Ford lleva a cabo esta simpática revisión de tópicos acerca de los irlandeses a través de la perspectiva de un norteamericano, favoreciendo el contraste entre dos formas de concebir la vida o de educar los sentimientos (“Esto no es América, es Irlanda”, se advierte al protagonista cuando pretende casarse con Mary sin el consentimiento del hermano). Así, el individualismo, la paciencia, la liberalidad de las relaciones sexuales del americano urbano, se oponen al peso de la comunidad, la honra, la irascibilidad, o la sumisión de la mujer a un matrimonio aprobado por el padre, o en su defecto, el hermano, propios de la campiña irlandesa. La lección americana, que “endurece y templa”, es confundida con la cobardía por los irlandeses; y la desconfianza de estos ante el progreso se manifiesta en su aversión por el “saco de dormir”, objeto excéntrico, cuestionador de la “hombría”, o en la preferencia de Mary Kate por “el caballo” convencional frente al diabólico “tractor”. Irlanda es concebida como un paraíso perdido no exento de inconvenientes para el hombre forjado en la sociedad de consumo americana; aunque en esa arcadia todavía se respiren inocencia y buenas intenciones, y florezca la camaradería entre los hombres, tema recurrente en el cine de Ford.
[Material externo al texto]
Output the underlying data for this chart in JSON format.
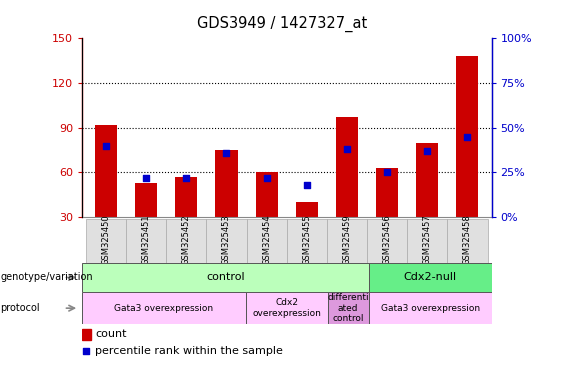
{
  "title": "GDS3949 / 1427327_at",
  "samples": [
    "GSM325450",
    "GSM325451",
    "GSM325452",
    "GSM325453",
    "GSM325454",
    "GSM325455",
    "GSM325459",
    "GSM325456",
    "GSM325457",
    "GSM325458"
  ],
  "counts": [
    92,
    53,
    57,
    75,
    60,
    40,
    97,
    63,
    80,
    138
  ],
  "percentile_ranks": [
    40,
    22,
    22,
    36,
    22,
    18,
    38,
    25,
    37,
    45
  ],
  "ylim_left": [
    30,
    150
  ],
  "ylim_right": [
    0,
    100
  ],
  "yticks_left": [
    30,
    60,
    90,
    120,
    150
  ],
  "yticks_right": [
    0,
    25,
    50,
    75,
    100
  ],
  "bar_color": "#cc0000",
  "dot_color": "#0000cc",
  "bar_width": 0.55,
  "genotype_groups": [
    {
      "label": "control",
      "start": 0,
      "end": 7,
      "color": "#bbffbb"
    },
    {
      "label": "Cdx2-null",
      "start": 7,
      "end": 10,
      "color": "#66ee88"
    }
  ],
  "protocol_groups": [
    {
      "label": "Gata3 overexpression",
      "start": 0,
      "end": 4,
      "color": "#ffccff"
    },
    {
      "label": "Cdx2\noverexpression",
      "start": 4,
      "end": 6,
      "color": "#ffccff"
    },
    {
      "label": "differenti\nated\ncontrol",
      "start": 6,
      "end": 7,
      "color": "#dd99dd"
    },
    {
      "label": "Gata3 overexpression",
      "start": 7,
      "end": 10,
      "color": "#ffccff"
    }
  ],
  "legend_count_color": "#cc0000",
  "legend_pct_color": "#0000cc",
  "left_tick_color": "#cc0000",
  "right_tick_color": "#0000cc"
}
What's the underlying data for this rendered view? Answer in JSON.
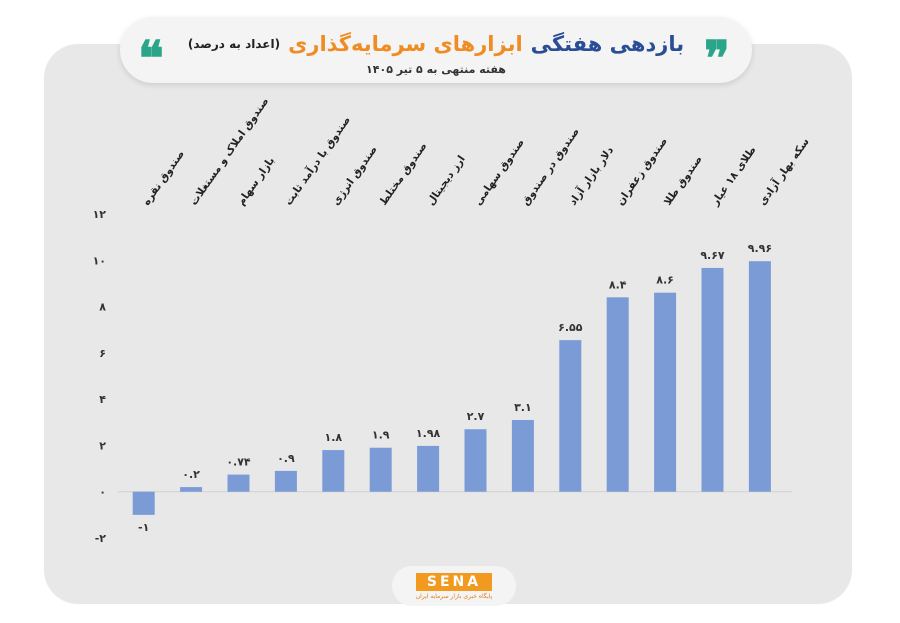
{
  "header": {
    "title_main": "بازدهی هفتگی",
    "title_accent": "ابزارهای سرمایه‌گذاری",
    "title_unit": "(اعداد به درصد)",
    "subtitle": "هفته منتهی به ۵ تیر ۱۴۰۵",
    "quote_open": "❞",
    "quote_close": "❝"
  },
  "logo": {
    "name": "SENA",
    "tagline": "پایگاه خبری بازار سرمایه ایران"
  },
  "colors": {
    "bar": "#7b9bd6",
    "accent": "#f08c24",
    "title": "#2a4e96",
    "quote": "#2aa58a"
  },
  "chart_data": {
    "type": "bar",
    "title": "",
    "xlabel": "",
    "ylabel": "",
    "ylim": [
      -2,
      12
    ],
    "yticks": [
      -2,
      0,
      2,
      4,
      6,
      8,
      10,
      12
    ],
    "ytick_labels": [
      "-۲",
      "۰",
      "۲",
      "۴",
      "۶",
      "۸",
      "۱۰",
      "۱۲"
    ],
    "grid": false,
    "categories": [
      "صندوق نقره",
      "صندوق املاک و مستغلات",
      "بازار سهام",
      "صندوق با درآمد ثابت",
      "صندوق انرژی",
      "صندوق مختلط",
      "ارز دیجیتال",
      "صندوق سهامی",
      "صندوق در صندوق",
      "دلار بازار آزاد",
      "صندوق زعفران",
      "صندوق طلا",
      "طلای ۱۸ عیار",
      "سکه بهار آزادی"
    ],
    "values": [
      -1,
      0.2,
      0.74,
      0.9,
      1.8,
      1.9,
      1.98,
      2.7,
      3.1,
      6.55,
      8.4,
      8.6,
      9.67,
      9.96
    ],
    "value_labels": [
      "-۱",
      "۰.۲",
      "۰.۷۴",
      "۰.۹",
      "۱.۸",
      "۱.۹",
      "۱.۹۸",
      "۲.۷",
      "۳.۱",
      "۶.۵۵",
      "۸.۴",
      "۸.۶",
      "۹.۶۷",
      "۹.۹۶"
    ]
  }
}
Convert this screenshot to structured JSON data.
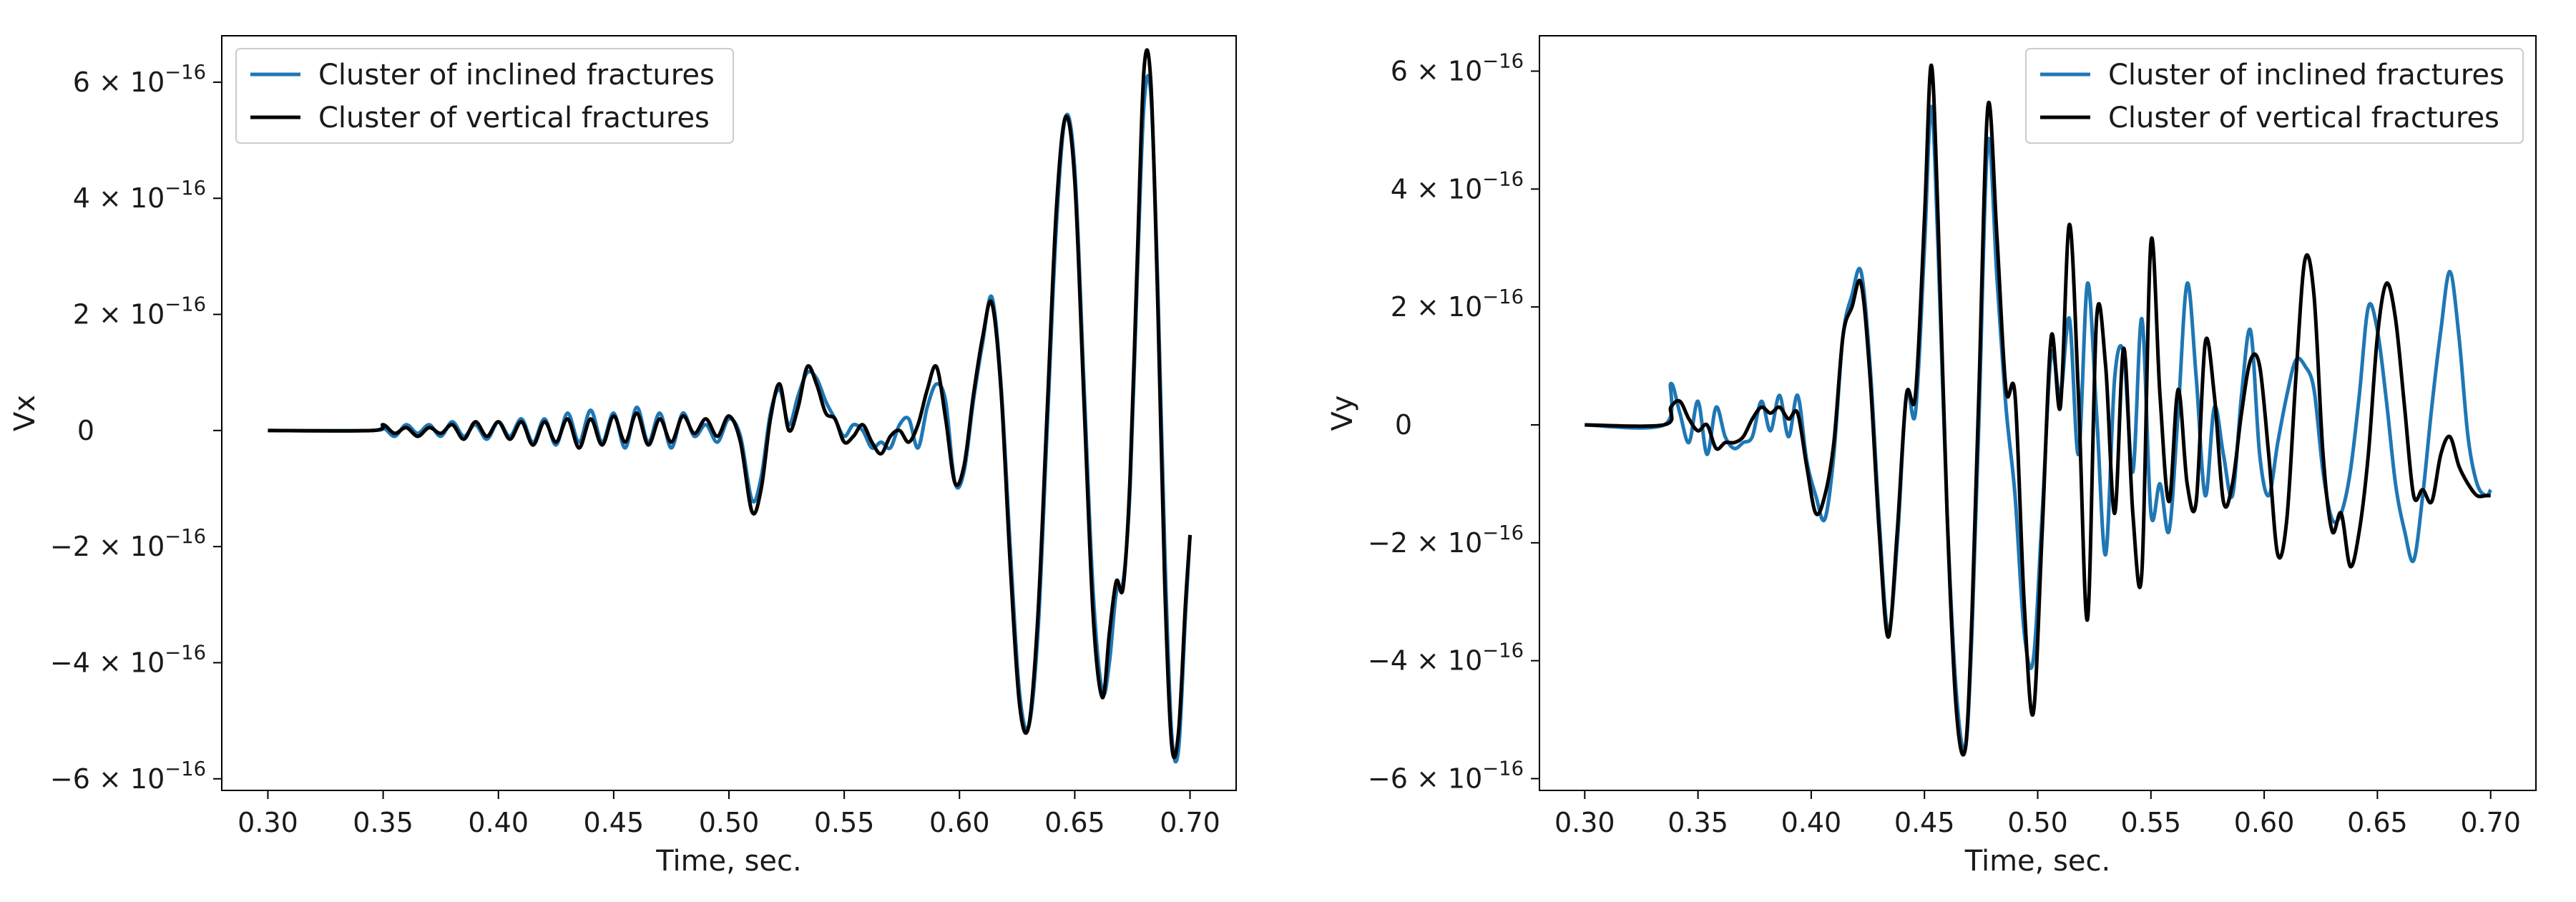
{
  "colors": {
    "inclined": "#1f77b4",
    "vertical": "#000000",
    "axes": "#000000",
    "legend_border": "#cccccc",
    "background": "#ffffff"
  },
  "chart_data": [
    {
      "type": "line",
      "xlabel": "Time, sec.",
      "ylabel": "Vx",
      "xlim": [
        0.28,
        0.72
      ],
      "ylim": [
        -6.2e-16,
        6.8e-16
      ],
      "xticks": [
        0.3,
        0.35,
        0.4,
        0.45,
        0.5,
        0.55,
        0.6,
        0.65,
        0.7
      ],
      "xtick_labels": [
        "0.30",
        "0.35",
        "0.40",
        "0.45",
        "0.50",
        "0.55",
        "0.60",
        "0.65",
        "0.70"
      ],
      "yticks": [
        {
          "value": 6e-16,
          "mant": "6",
          "exp": "−16"
        },
        {
          "value": 4e-16,
          "mant": "4",
          "exp": "−16"
        },
        {
          "value": 2e-16,
          "mant": "2",
          "exp": "−16"
        },
        {
          "value": 0,
          "mant": "0",
          "exp": ""
        },
        {
          "value": -2e-16,
          "mant": "−2",
          "exp": "−16"
        },
        {
          "value": -4e-16,
          "mant": "−4",
          "exp": "−16"
        },
        {
          "value": -6e-16,
          "mant": "−6",
          "exp": "−16"
        }
      ],
      "grid": false,
      "legend_position": "top-left",
      "series": [
        {
          "name": "Cluster of inclined fractures",
          "color": "#1f77b4",
          "x": [
            0.3,
            0.345,
            0.35,
            0.355,
            0.36,
            0.365,
            0.37,
            0.375,
            0.38,
            0.385,
            0.39,
            0.395,
            0.4,
            0.405,
            0.41,
            0.415,
            0.42,
            0.425,
            0.43,
            0.435,
            0.44,
            0.445,
            0.45,
            0.455,
            0.46,
            0.465,
            0.47,
            0.475,
            0.48,
            0.485,
            0.49,
            0.495,
            0.5,
            0.505,
            0.51,
            0.514,
            0.518,
            0.522,
            0.526,
            0.53,
            0.534,
            0.538,
            0.542,
            0.546,
            0.55,
            0.554,
            0.558,
            0.562,
            0.566,
            0.57,
            0.574,
            0.578,
            0.582,
            0.586,
            0.59,
            0.594,
            0.598,
            0.602,
            0.606,
            0.61,
            0.614,
            0.618,
            0.622,
            0.626,
            0.63,
            0.634,
            0.638,
            0.642,
            0.646,
            0.65,
            0.654,
            0.658,
            0.662,
            0.665,
            0.668,
            0.671,
            0.674,
            0.677,
            0.68,
            0.683,
            0.686,
            0.689,
            0.692,
            0.695,
            0.698,
            0.7
          ],
          "y": [
            0,
            0,
            5e-18,
            -1e-17,
            1e-17,
            -5e-18,
            1e-17,
            -1e-17,
            1.5e-17,
            -1e-17,
            1e-17,
            -1.5e-17,
            1.5e-17,
            -1e-17,
            2e-17,
            -2e-17,
            2e-17,
            -2.5e-17,
            3e-17,
            -2e-17,
            3.5e-17,
            -2e-17,
            3e-17,
            -3e-17,
            4e-17,
            -2e-17,
            3e-17,
            -3e-17,
            3e-17,
            -1e-17,
            1e-17,
            -2e-17,
            2e-17,
            -1e-17,
            -1.2e-16,
            -8e-17,
            3e-17,
            7e-17,
            1e-17,
            6e-17,
            1e-16,
            9e-17,
            5e-17,
            2e-17,
            -1e-17,
            1e-17,
            0.0,
            -3e-17,
            -2e-17,
            -3e-17,
            1e-17,
            2e-17,
            -3e-17,
            4e-17,
            8e-17,
            5e-17,
            -9e-17,
            -7e-17,
            5e-17,
            1.5e-16,
            2.3e-16,
            8e-17,
            -2e-16,
            -4.5e-16,
            -5.1e-16,
            -3.5e-16,
            0.0,
            3.5e-16,
            5.4e-16,
            4.5e-16,
            8e-17,
            -2.8e-16,
            -4.5e-16,
            -4e-16,
            -2.8e-16,
            -2.6e-16,
            -1e-16,
            2.5e-16,
            5.6e-16,
            5.8e-16,
            2.5e-16,
            -2e-16,
            -5.2e-16,
            -5.5e-16,
            -3.2e-16,
            -1.8e-16
          ]
        },
        {
          "name": "Cluster of vertical fractures",
          "color": "#000000",
          "x": [
            0.3,
            0.345,
            0.35,
            0.355,
            0.36,
            0.365,
            0.37,
            0.375,
            0.38,
            0.385,
            0.39,
            0.395,
            0.4,
            0.405,
            0.41,
            0.415,
            0.42,
            0.425,
            0.43,
            0.435,
            0.44,
            0.445,
            0.45,
            0.455,
            0.46,
            0.465,
            0.47,
            0.475,
            0.48,
            0.485,
            0.49,
            0.495,
            0.5,
            0.505,
            0.51,
            0.514,
            0.518,
            0.522,
            0.526,
            0.53,
            0.534,
            0.538,
            0.542,
            0.546,
            0.55,
            0.554,
            0.558,
            0.562,
            0.566,
            0.57,
            0.574,
            0.578,
            0.582,
            0.586,
            0.59,
            0.594,
            0.598,
            0.602,
            0.606,
            0.61,
            0.614,
            0.618,
            0.622,
            0.626,
            0.63,
            0.634,
            0.638,
            0.642,
            0.646,
            0.65,
            0.654,
            0.658,
            0.662,
            0.665,
            0.668,
            0.671,
            0.674,
            0.677,
            0.68,
            0.683,
            0.686,
            0.689,
            0.692,
            0.695,
            0.698,
            0.7
          ],
          "y": [
            0,
            0,
            1e-17,
            -5e-18,
            5e-18,
            -1e-17,
            5e-18,
            -5e-18,
            1e-17,
            -1.5e-17,
            1.5e-17,
            -1e-17,
            1.5e-17,
            -1.5e-17,
            1.5e-17,
            -2.5e-17,
            1.5e-17,
            -2e-17,
            2e-17,
            -3e-17,
            2e-17,
            -2.5e-17,
            2.5e-17,
            -2e-17,
            3e-17,
            -2.5e-17,
            2e-17,
            -2e-17,
            2.5e-17,
            -5e-18,
            2e-17,
            -1e-17,
            2.5e-17,
            -2e-17,
            -1.4e-16,
            -1e-16,
            2e-17,
            8e-17,
            0.0,
            4e-17,
            1.1e-16,
            8e-17,
            3e-17,
            2e-17,
            -2e-17,
            -1e-17,
            1e-17,
            -2e-17,
            -4e-17,
            -1e-17,
            0.0,
            -2e-17,
            1e-17,
            7e-17,
            1.1e-16,
            2e-17,
            -9e-17,
            -6e-17,
            6e-17,
            1.6e-16,
            2.2e-16,
            7e-17,
            -2.3e-16,
            -4.7e-16,
            -5.1e-16,
            -3.2e-16,
            3e-17,
            3.8e-16,
            5.4e-16,
            4.3e-16,
            5e-17,
            -3.2e-16,
            -4.6e-16,
            -3.5e-16,
            -2.6e-16,
            -2.7e-16,
            -8e-17,
            2.8e-16,
            6.2e-16,
            6e-16,
            2.2e-16,
            -2.6e-16,
            -5.4e-16,
            -5.2e-16,
            -3e-16,
            -1.8e-16
          ]
        }
      ]
    },
    {
      "type": "line",
      "xlabel": "Time, sec.",
      "ylabel": "Vy",
      "xlim": [
        0.28,
        0.72
      ],
      "ylim": [
        -6.2e-16,
        6.6e-16
      ],
      "xticks": [
        0.3,
        0.35,
        0.4,
        0.45,
        0.5,
        0.55,
        0.6,
        0.65,
        0.7
      ],
      "xtick_labels": [
        "0.30",
        "0.35",
        "0.40",
        "0.45",
        "0.50",
        "0.55",
        "0.60",
        "0.65",
        "0.70"
      ],
      "yticks": [
        {
          "value": 6e-16,
          "mant": "6",
          "exp": "−16"
        },
        {
          "value": 4e-16,
          "mant": "4",
          "exp": "−16"
        },
        {
          "value": 2e-16,
          "mant": "2",
          "exp": "−16"
        },
        {
          "value": 0,
          "mant": "0",
          "exp": ""
        },
        {
          "value": -2e-16,
          "mant": "−2",
          "exp": "−16"
        },
        {
          "value": -4e-16,
          "mant": "−4",
          "exp": "−16"
        },
        {
          "value": -6e-16,
          "mant": "−6",
          "exp": "−16"
        }
      ],
      "grid": false,
      "legend_position": "top-right",
      "series": [
        {
          "name": "Cluster of inclined fractures",
          "color": "#1f77b4",
          "x": [
            0.3,
            0.335,
            0.338,
            0.342,
            0.346,
            0.35,
            0.354,
            0.358,
            0.362,
            0.366,
            0.37,
            0.374,
            0.378,
            0.382,
            0.386,
            0.39,
            0.394,
            0.398,
            0.402,
            0.406,
            0.41,
            0.414,
            0.418,
            0.422,
            0.426,
            0.43,
            0.434,
            0.438,
            0.442,
            0.446,
            0.45,
            0.453,
            0.456,
            0.46,
            0.464,
            0.468,
            0.471,
            0.474,
            0.478,
            0.482,
            0.486,
            0.49,
            0.494,
            0.498,
            0.502,
            0.506,
            0.51,
            0.514,
            0.518,
            0.522,
            0.526,
            0.53,
            0.534,
            0.538,
            0.542,
            0.546,
            0.55,
            0.554,
            0.558,
            0.562,
            0.566,
            0.57,
            0.574,
            0.578,
            0.582,
            0.586,
            0.59,
            0.594,
            0.598,
            0.602,
            0.606,
            0.61,
            0.614,
            0.618,
            0.622,
            0.626,
            0.63,
            0.634,
            0.638,
            0.642,
            0.646,
            0.65,
            0.654,
            0.658,
            0.662,
            0.666,
            0.67,
            0.674,
            0.678,
            0.682,
            0.686,
            0.69,
            0.694,
            0.698,
            0.7
          ],
          "y": [
            0,
            0,
            7e-17,
            2e-17,
            -3e-17,
            4e-17,
            -5e-17,
            3e-17,
            -2e-17,
            -4e-17,
            -3e-17,
            -2e-17,
            4e-17,
            -1e-17,
            5e-17,
            -2e-17,
            5e-17,
            -6e-17,
            -1.2e-16,
            -1.6e-16,
            -5e-17,
            1.5e-16,
            2.2e-16,
            2.6e-16,
            1e-16,
            -1.6e-16,
            -3.5e-16,
            -2e-16,
            5e-17,
            2e-17,
            3e-16,
            5.4e-16,
            3e-16,
            -1.5e-16,
            -4.5e-16,
            -5.5e-16,
            -3.5e-16,
            0.0,
            4.8e-16,
            2.5e-16,
            3e-17,
            -1.2e-16,
            -3.5e-16,
            -4e-16,
            -1.5e-16,
            1.2e-16,
            5e-17,
            1.8e-16,
            -5e-17,
            2.4e-16,
            2e-17,
            -2.2e-16,
            8e-17,
            1.2e-16,
            -8e-17,
            1.8e-16,
            -1.5e-16,
            -1e-16,
            -1.8e-16,
            2e-17,
            2.4e-16,
            8e-17,
            -1.2e-16,
            3e-17,
            -5e-17,
            -1.2e-16,
            5e-17,
            1.6e-16,
            -5e-17,
            -1.2e-16,
            -3e-17,
            5e-17,
            1.1e-16,
            1e-16,
            6e-17,
            -8e-17,
            -1.6e-16,
            -1.5e-16,
            -8e-17,
            5e-17,
            2e-16,
            1.6e-16,
            4e-17,
            -1e-16,
            -1.8e-16,
            -2.3e-16,
            -1.2e-16,
            3e-17,
            1.6e-16,
            2.6e-16,
            1.5e-16,
            -2e-17,
            -1e-16,
            -1.2e-16,
            -1.1e-16
          ]
        },
        {
          "name": "Cluster of vertical fractures",
          "color": "#000000",
          "x": [
            0.3,
            0.335,
            0.338,
            0.342,
            0.346,
            0.35,
            0.354,
            0.358,
            0.362,
            0.366,
            0.37,
            0.374,
            0.378,
            0.382,
            0.386,
            0.39,
            0.394,
            0.398,
            0.402,
            0.406,
            0.41,
            0.414,
            0.418,
            0.422,
            0.426,
            0.43,
            0.434,
            0.438,
            0.442,
            0.446,
            0.45,
            0.453,
            0.456,
            0.46,
            0.464,
            0.468,
            0.471,
            0.474,
            0.478,
            0.482,
            0.486,
            0.49,
            0.494,
            0.498,
            0.502,
            0.506,
            0.51,
            0.514,
            0.518,
            0.522,
            0.526,
            0.53,
            0.534,
            0.538,
            0.542,
            0.546,
            0.55,
            0.554,
            0.558,
            0.562,
            0.566,
            0.57,
            0.574,
            0.578,
            0.582,
            0.586,
            0.59,
            0.594,
            0.598,
            0.602,
            0.606,
            0.61,
            0.614,
            0.618,
            0.622,
            0.626,
            0.63,
            0.634,
            0.638,
            0.642,
            0.646,
            0.65,
            0.654,
            0.658,
            0.662,
            0.666,
            0.67,
            0.674,
            0.678,
            0.682,
            0.686,
            0.69,
            0.694,
            0.698,
            0.7
          ],
          "y": [
            0,
            0,
            3e-17,
            4e-17,
            1e-17,
            -1e-17,
            0.0,
            -4e-17,
            -3e-17,
            -3e-17,
            -2e-17,
            1e-17,
            3e-17,
            2e-17,
            3e-17,
            1e-17,
            2e-17,
            -7e-17,
            -1.5e-16,
            -1.2e-16,
            -3e-17,
            1.5e-16,
            2e-16,
            2.4e-16,
            8e-17,
            -1.8e-16,
            -3.6e-16,
            -1.8e-16,
            5e-17,
            5e-17,
            3.5e-16,
            6.1e-16,
            3.5e-16,
            -1.5e-16,
            -4.8e-16,
            -5.5e-16,
            -3.2e-16,
            5e-17,
            5.4e-16,
            3.2e-16,
            6e-17,
            5e-17,
            -3e-16,
            -4.9e-16,
            -1.8e-16,
            1.5e-16,
            3e-17,
            3.4e-16,
            5e-17,
            -3.3e-16,
            1.8e-16,
            1e-16,
            -1.5e-16,
            1.3e-16,
            -1.5e-16,
            -2.5e-16,
            3.1e-16,
            5e-17,
            -1.3e-16,
            6e-17,
            -1e-16,
            -1.3e-16,
            1.4e-16,
            5e-17,
            -1.3e-16,
            -1e-16,
            2e-17,
            1.1e-16,
            1e-16,
            -5e-17,
            -2.2e-16,
            -1.6e-16,
            8e-17,
            2.8e-16,
            2.2e-16,
            -5e-17,
            -1.8e-16,
            -1.5e-16,
            -2.4e-16,
            -1.8e-16,
            -5e-17,
            1.5e-16,
            2.4e-16,
            1.8e-16,
            3e-17,
            -1.2e-16,
            -1.1e-16,
            -1.3e-16,
            -5e-17,
            -2e-17,
            -7e-17,
            -1e-16,
            -1.2e-16,
            -1.2e-16,
            -1.2e-16
          ]
        }
      ]
    }
  ]
}
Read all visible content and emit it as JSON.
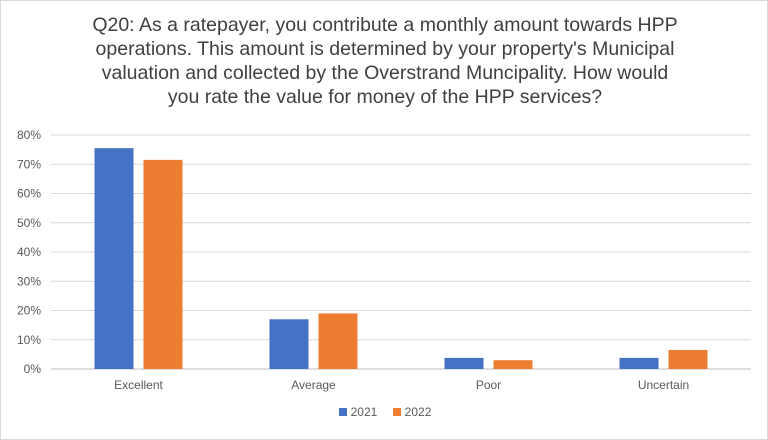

La película finaliza con un significativo acto de amable solidaridad: el cura católico convocando a sus feligreses -casi la totalidad de los habitantes del pueblo- a aplaudir al obispo calvinista a su paso por el villorrio, en un intento de evitar el traslado del pastor protestante, querido por su inteligencia y humanidad por todo el pueblo.






En El hombre tranquilo, égloga lírica y violenta, delicada y cómica, la pasión de la singular pareja protagonista se enmarca en un fascinante paisaje irlandés de colores intensos, apastelados, luminosos, redescubierto por la meritoria labor fotográfica de Winton C. Hoch: verdes prados y pastos, salpicados aquí y allá de rústicas construcciones con techo de paja; riachuelos donde el agua fluye con placidez, cruzados por arcaicos puentes de piedra; campos rodeados de muros para preservar la escasa tierra fértil que los cubre de la fuerza dispersora del viento; acantilados pronunciados y bahías rocosas presidiendo las carreras de caballos en la playa... una Irlanda teñida de cierto erotismo bucólico, evocación pura de su literatura romántica, cuando en un cementerio ruinoso, y en medio de una fabulosa tormenta, tiene lugar el arrebatado beso con que Sean y Mary se confiesan su amor. 


Silvia Rins, La pasión en el cine, Ediciones JC, Madrid, 2002.